Aujourd'hui, "les universités sont déjà sous-financées, elles n'ont plus de fonds propres , et donc c'est compliqué de leur demander d'aller encore chercher dans leur budget", rétorque Lucas Poittevin.
"Ce n'est pas qu'on ne veut pas le faire, c'est que nous n'avons pas les moyens de le faire", insiste auprès de l' AFP Isabelle Laffont, présidente de la Conférence des doyennes et doyens de médecine.

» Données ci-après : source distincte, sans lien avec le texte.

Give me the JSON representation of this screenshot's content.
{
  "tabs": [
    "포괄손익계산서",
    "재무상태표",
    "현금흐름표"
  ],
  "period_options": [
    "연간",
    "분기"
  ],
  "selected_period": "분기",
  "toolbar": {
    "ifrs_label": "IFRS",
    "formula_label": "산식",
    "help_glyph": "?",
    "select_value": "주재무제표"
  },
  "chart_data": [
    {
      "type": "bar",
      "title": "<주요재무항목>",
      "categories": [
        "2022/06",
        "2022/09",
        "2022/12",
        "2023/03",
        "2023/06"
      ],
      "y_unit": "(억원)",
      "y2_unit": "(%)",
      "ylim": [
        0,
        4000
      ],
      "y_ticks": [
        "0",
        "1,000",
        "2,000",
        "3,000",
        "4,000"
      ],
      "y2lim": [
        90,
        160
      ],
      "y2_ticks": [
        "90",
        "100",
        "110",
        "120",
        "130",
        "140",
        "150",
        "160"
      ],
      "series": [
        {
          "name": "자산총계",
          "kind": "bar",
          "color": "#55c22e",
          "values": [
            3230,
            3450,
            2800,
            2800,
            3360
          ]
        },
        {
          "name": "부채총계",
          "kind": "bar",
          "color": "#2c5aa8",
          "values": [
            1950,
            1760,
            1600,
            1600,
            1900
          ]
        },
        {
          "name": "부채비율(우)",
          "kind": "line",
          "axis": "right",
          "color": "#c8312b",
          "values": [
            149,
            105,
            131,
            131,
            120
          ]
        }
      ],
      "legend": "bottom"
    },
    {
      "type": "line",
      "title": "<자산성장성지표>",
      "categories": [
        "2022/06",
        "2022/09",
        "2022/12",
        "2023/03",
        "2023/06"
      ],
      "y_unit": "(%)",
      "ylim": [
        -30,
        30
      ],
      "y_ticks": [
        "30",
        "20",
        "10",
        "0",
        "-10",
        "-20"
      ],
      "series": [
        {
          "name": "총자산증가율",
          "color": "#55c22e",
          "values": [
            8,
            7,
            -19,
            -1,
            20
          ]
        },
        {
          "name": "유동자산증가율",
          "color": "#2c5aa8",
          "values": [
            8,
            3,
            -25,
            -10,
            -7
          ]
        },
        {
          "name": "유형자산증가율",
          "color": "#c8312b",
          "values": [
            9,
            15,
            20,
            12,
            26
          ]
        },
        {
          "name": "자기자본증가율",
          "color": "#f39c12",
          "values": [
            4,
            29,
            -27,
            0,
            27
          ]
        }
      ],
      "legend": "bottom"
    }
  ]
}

Le "chiffre clé", avance-t-elle, "c'est qu'entre 1996 et 2024, on a triplé le nombre d'étudiants en médecine et on a diminué de 3% le nombre d'enseignants-chercheurs". "Les 12.000 étudiants qu'on a actuellement dans nos promotions sont déjà face à des moyens insuffisants."
Et Lucas Poittevin pointe un risque de "manque de terrain de stages" : "Ce sont les étudiants à qui on va dire, 'ne venez en stage qu'un jour sur deux ou qu'une semaine sur deux pour que vous puissiez tous tourner'".
Les infrastructures, "notamment pour les stages, ne sont pas du tout adaptées pour accueillir beaucoup plus d'étudiants : quand on a beaucoup d'internes et d'externes dans un service, la qualité de la formation n'y est pas", renchérit auprès de l'AFP Anna Boctor, présidente du syndicat Jeunes Médecins.
Manque de stages
Killian L'helgouarc'h, président de l'Intersyndicale nationale des internes (Isni), décrit pour l' AFP des stagiaires "en train de se marcher un peu sur les pieds dans les CHU aujourd'hui". Pour lui, il faut "ouvrir les terrains de stage (en dehors des CHU et en dehors des grandes villes, NDLR) et ça veut dire aussi associer les élus locaux pour avoir des logements dans les territoires".
Pour "organiser ça, il faut acculturer les médecins qui actuellement n'ont pas d'étudiants en médecine à ce que c'est que former", rebondit Isabelle Laffont : "Il faut qu'on ait des administratifs pour nous aider à organiser ces mises en stage en périphérie".
"Plutôt qu'augmenter massivement le nombre d'étudiants en médecine, il faudrait se donner le temps d'une conférence nationale de santé qui réunisse toutes les parties prenantes et qui détermine jusqu'où il faut aller", développe-t-elle.
En début d'année, l'Ordre des médecins se demandait dans son état des lieux "si nous ne sommes pas en train de former trop de médecins", même si "cette question peut sembler contre-intuitive au vu" des déserts médicaux. "Au moins jusqu'en 2040, la population médicale devrait croître de 2% de médecins supplémentaires par an" en l'état des dispositifs déjà en vigueur, projette l'organisme, avec des études en médecine longues d'environ dix ans.